Kamira carefully preserved the extensive knowledge left to him, not just for Hokianga but for the whole of Northland. He collected the main descent lines of all the major northern peoples, and was able to trace descent and intermarriage between the various iwi, hapu and whanau. He was an important contributor at a series of Northland hui wananga, sessions at which genealogies were debated and recorded. These were generally held over three days and attended by about 18 elders, known collectively as Te Ropu Wananga.
The hui wananga carried on a tradition, dating from 1879, of discussing canoe voyages, especially those relating to the origins of the northern tribes. At hui in 1907 and 1924 the number of canoes important to Nga Puhi, Ngati Kahu and associated peoples was agreed to be eight: Nga-toki-mata-whao-rua, Mamari, Mahuhu-ki-te-rangi, Tinana, Mataatua, Mamaru, Ruakaramea and Kurahaupo. At a hui at Tapui-rangatira, Wairoa, in November 1924, Kamira assisted Karipa Wi Patene to give the genealogy of Ngati Waiora and Ngati Kuri of Te Aupouri. Kamira was the major contributor of genealogical knowledge at further hui held in November 1932, and January and March 1933 at Roma, Ahipara; in July 1940 at Te Huahua, Motukaraka; in August 1940 and January 1949 at Mangamuka; in January 1941 at Rotokakahi; and in February 1949 at Tauwhare, Wairoa.
On the second day of a hui at Mangamuka in January 1949, Toki Pangari of Orira asked Kamira to bring an end to the series of hui. At the time all agreed, and the whakapapa books were signed as complete by those present. Further wananga were held, however, led by Kamira, including one at Mataitaua, Utakura, in November that year, when Himiona recounted traditions concerning Kupe and Nukutawhiti, and spoke of the origins of Nga Puhi; at Mangamuka in January 1950; at Omanaia, in south Hokianga, in September that year; and at Mangamuka again in January 1951.
In February 1951 another wananga was held in Auckland at the home of Ruka Herewini. Again the Kupe story, the Nga-toki-mata-whao-rua canoe, and the origin of the name, Nga Puhi, were debated; Himiona Kamira was one of the two principal speakers. A committee (Te Komiti Waka o Taitokerau—Akarana) was established, and those present agreed to organise a hui commemorating Nga Puhi’s canoes. Eventually it was decided to build a monument to the canoes on Maungataniwha, near Mangamuka. After Kamira’s death, Bruce Biggs published some of his work on Kupe in the Journal of the Polynesian Society.
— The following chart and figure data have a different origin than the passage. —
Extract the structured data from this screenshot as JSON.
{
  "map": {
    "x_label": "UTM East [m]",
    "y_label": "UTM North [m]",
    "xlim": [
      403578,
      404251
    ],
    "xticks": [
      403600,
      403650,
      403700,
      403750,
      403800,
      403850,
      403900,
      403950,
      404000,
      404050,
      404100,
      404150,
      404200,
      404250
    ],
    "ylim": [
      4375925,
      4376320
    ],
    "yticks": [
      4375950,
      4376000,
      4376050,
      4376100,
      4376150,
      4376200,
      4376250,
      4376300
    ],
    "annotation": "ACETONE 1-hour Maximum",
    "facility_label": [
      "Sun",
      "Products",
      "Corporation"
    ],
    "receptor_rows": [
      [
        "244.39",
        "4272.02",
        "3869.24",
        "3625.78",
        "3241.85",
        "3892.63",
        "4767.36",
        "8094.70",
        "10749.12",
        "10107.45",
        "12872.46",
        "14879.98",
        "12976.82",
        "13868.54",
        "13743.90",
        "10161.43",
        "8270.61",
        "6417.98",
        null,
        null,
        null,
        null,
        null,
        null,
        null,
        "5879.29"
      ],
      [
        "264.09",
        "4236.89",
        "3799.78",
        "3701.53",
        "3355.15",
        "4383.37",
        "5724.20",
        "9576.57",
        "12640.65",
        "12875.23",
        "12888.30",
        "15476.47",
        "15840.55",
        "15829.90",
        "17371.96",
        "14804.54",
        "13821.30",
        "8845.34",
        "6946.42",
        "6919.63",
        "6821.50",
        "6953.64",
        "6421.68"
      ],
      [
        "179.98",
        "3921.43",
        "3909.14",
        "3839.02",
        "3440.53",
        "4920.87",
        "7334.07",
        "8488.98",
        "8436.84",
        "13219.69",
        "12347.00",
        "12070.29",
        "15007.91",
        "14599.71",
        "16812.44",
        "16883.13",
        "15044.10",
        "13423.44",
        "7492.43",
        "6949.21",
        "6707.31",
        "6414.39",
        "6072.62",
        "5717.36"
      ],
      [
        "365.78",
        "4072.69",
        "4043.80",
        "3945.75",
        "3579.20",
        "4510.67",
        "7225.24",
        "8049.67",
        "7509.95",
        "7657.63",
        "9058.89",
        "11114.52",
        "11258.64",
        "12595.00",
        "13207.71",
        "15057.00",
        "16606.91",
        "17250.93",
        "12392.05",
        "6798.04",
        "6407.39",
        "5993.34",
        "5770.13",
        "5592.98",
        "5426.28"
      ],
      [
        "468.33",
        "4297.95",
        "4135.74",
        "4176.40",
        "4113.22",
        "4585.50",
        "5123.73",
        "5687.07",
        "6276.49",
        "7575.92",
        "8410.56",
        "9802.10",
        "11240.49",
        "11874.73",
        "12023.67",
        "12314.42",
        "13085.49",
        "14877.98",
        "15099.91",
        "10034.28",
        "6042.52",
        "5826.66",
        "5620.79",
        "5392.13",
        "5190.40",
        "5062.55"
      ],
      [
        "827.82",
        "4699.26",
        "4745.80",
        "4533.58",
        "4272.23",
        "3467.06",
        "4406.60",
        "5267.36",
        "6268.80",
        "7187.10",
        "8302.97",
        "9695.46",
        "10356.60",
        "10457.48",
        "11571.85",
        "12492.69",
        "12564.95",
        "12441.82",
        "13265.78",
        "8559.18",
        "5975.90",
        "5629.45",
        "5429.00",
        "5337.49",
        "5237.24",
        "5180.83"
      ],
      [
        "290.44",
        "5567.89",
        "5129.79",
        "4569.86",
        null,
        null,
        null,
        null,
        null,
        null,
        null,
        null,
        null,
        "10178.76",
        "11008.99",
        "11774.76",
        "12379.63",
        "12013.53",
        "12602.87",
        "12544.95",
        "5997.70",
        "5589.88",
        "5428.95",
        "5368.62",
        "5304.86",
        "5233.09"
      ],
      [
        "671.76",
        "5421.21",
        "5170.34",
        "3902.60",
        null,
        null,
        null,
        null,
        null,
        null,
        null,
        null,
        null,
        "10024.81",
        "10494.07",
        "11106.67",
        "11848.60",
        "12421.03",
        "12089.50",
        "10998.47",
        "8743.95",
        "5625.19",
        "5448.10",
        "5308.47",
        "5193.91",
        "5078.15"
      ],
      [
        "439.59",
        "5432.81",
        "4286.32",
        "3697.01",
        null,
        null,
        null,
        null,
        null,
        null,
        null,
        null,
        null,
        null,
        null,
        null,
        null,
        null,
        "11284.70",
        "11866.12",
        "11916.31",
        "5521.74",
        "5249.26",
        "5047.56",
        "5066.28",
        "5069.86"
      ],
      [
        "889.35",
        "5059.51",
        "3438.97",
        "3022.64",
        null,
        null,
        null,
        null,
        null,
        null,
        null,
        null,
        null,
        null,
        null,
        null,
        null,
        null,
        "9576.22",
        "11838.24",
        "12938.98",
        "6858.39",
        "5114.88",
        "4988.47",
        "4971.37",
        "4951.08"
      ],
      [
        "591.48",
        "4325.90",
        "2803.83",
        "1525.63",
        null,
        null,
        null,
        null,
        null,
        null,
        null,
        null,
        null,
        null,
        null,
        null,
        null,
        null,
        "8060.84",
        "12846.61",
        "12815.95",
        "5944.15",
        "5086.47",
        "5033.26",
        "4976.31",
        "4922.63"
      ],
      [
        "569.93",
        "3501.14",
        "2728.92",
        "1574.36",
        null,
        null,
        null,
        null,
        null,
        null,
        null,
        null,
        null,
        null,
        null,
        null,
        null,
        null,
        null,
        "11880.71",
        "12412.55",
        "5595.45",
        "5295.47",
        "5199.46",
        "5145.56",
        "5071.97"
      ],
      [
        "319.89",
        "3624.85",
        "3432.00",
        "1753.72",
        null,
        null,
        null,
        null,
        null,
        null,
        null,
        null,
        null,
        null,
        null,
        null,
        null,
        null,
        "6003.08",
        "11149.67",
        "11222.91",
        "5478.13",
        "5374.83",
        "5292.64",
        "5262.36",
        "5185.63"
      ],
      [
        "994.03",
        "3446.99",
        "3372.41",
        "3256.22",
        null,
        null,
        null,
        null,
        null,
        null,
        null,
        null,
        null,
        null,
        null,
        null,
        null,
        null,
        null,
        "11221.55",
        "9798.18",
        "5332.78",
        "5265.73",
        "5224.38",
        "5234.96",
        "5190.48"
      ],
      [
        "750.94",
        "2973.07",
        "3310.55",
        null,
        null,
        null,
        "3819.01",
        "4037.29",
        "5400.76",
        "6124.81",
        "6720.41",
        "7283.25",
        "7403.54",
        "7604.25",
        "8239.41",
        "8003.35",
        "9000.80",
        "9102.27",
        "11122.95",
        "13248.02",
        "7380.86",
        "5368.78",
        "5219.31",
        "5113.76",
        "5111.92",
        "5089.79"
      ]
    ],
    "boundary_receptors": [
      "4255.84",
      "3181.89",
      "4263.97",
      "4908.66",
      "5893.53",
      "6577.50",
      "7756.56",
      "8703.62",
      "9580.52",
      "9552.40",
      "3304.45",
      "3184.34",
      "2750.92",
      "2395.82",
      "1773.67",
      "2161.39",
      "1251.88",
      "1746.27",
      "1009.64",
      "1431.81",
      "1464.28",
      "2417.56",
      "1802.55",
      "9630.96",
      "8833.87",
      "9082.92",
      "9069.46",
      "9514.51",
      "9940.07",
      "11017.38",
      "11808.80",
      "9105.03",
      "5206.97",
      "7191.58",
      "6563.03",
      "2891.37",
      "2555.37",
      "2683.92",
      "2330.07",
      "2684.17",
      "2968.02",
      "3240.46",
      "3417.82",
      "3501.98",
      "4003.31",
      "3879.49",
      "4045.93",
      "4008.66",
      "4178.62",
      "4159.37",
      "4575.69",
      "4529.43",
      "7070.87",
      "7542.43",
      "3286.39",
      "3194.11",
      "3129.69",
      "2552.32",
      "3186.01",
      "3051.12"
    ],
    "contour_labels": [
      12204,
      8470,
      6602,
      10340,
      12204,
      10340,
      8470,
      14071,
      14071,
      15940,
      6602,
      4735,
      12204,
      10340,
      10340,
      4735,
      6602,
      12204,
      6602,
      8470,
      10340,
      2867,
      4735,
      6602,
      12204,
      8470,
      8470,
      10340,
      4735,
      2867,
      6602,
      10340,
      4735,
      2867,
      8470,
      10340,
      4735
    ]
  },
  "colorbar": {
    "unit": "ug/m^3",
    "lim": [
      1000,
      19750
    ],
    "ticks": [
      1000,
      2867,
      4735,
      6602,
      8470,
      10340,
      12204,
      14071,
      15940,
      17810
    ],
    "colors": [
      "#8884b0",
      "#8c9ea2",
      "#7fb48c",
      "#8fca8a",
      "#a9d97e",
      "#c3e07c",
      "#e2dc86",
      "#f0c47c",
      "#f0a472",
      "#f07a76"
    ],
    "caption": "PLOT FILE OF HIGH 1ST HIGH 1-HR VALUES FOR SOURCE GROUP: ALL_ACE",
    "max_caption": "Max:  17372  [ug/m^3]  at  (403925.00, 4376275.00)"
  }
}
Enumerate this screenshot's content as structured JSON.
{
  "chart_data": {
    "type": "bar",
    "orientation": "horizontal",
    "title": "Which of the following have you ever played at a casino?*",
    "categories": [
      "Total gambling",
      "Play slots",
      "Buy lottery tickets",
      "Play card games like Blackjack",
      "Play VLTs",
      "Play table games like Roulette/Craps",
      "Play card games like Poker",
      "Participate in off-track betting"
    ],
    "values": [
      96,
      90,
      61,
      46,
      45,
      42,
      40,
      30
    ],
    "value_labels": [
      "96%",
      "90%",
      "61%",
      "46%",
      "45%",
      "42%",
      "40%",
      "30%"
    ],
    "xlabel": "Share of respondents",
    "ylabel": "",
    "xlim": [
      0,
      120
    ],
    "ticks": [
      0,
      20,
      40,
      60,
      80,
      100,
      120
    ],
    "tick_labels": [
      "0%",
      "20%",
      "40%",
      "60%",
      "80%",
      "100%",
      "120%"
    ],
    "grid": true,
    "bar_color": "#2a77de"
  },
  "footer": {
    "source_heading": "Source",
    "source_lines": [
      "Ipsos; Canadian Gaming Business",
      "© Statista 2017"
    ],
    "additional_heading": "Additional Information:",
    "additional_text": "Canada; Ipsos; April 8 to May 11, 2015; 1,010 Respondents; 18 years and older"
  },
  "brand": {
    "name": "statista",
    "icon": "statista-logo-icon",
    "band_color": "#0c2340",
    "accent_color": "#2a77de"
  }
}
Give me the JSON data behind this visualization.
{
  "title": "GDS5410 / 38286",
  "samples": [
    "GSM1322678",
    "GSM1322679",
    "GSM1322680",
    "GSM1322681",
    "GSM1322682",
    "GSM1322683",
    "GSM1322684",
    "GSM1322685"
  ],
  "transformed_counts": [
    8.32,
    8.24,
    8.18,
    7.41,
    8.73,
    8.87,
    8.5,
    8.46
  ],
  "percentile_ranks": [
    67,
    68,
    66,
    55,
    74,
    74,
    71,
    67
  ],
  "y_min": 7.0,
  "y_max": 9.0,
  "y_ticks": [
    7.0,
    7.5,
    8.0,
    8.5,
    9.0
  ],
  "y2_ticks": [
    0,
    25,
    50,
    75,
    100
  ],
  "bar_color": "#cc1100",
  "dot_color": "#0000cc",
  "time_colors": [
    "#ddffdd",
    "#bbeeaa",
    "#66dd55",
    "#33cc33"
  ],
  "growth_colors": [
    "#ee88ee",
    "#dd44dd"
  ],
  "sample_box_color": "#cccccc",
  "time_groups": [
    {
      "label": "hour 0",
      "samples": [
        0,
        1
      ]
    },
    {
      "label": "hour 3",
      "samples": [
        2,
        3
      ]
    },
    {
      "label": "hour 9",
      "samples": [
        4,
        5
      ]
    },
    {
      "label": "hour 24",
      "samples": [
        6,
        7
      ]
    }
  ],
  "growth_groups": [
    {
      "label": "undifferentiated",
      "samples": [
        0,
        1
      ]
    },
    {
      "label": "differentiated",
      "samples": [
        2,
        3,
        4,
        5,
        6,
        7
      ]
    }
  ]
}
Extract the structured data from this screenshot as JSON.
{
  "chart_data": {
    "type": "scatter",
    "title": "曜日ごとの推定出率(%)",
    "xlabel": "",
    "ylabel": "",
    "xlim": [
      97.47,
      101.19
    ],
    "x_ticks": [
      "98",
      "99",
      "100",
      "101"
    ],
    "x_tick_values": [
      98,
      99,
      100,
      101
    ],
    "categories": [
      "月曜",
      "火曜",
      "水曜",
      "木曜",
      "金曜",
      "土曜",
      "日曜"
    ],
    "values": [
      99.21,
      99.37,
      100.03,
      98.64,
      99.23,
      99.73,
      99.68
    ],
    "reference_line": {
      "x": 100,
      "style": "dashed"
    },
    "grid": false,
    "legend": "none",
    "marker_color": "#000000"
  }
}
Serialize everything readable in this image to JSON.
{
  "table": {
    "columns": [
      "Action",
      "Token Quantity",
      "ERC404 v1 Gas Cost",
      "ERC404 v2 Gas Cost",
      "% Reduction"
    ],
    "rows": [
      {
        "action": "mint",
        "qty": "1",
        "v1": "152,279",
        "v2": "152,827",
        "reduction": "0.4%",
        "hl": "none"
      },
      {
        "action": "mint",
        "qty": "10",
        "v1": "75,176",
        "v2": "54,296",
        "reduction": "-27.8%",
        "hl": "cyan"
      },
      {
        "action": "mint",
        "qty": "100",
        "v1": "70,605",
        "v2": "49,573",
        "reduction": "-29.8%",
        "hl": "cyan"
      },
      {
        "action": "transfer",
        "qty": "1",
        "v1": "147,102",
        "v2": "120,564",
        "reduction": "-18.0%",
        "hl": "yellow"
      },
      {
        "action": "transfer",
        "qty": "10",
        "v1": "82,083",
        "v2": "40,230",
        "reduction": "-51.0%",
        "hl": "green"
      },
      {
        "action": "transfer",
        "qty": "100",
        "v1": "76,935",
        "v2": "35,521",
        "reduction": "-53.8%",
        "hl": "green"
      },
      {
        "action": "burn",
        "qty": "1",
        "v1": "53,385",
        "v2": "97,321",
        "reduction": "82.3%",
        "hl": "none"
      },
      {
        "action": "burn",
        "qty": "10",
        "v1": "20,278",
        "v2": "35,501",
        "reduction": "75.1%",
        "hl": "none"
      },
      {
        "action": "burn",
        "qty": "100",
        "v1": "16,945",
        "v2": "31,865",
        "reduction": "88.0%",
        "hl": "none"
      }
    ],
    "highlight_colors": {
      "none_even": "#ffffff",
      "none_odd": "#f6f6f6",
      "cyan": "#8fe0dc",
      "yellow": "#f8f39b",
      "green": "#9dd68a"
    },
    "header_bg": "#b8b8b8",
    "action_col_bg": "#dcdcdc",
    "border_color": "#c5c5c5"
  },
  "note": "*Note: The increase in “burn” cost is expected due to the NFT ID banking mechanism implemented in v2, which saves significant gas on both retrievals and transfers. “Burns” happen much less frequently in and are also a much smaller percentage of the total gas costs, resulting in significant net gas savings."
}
Despite the depth and richness of his traditional training, Himiona Kamira was strongly committed to Catholicism. He was a catechist, teaching the faith and leading prayers at Matihetihe and elsewhere. He held other positions of responsibility, including the chairmanship of the Mitimiti branch of the Maori War Effort Organisation during the Second World War. He was also a strong supporter of the Maori welfare officers appointed by the Native Department (later the Department of Maori Affairs) in the 1940s, and became a warden under the Maori Social and Economic Advancement Act 1945. His closest friend in the last two years of his life was Pa Teo (Father Theo Wanders), who was stationed at Panguru, but who often visited him and stayed overnight. Himiona Kamira died at Mitimiti on 28 August 1953, and was buried on Hione, Matihetihe, three days later. He was survived by his wife and children. The Northland Times mourned the passing of one of the 'living storehouses of ancient lore’.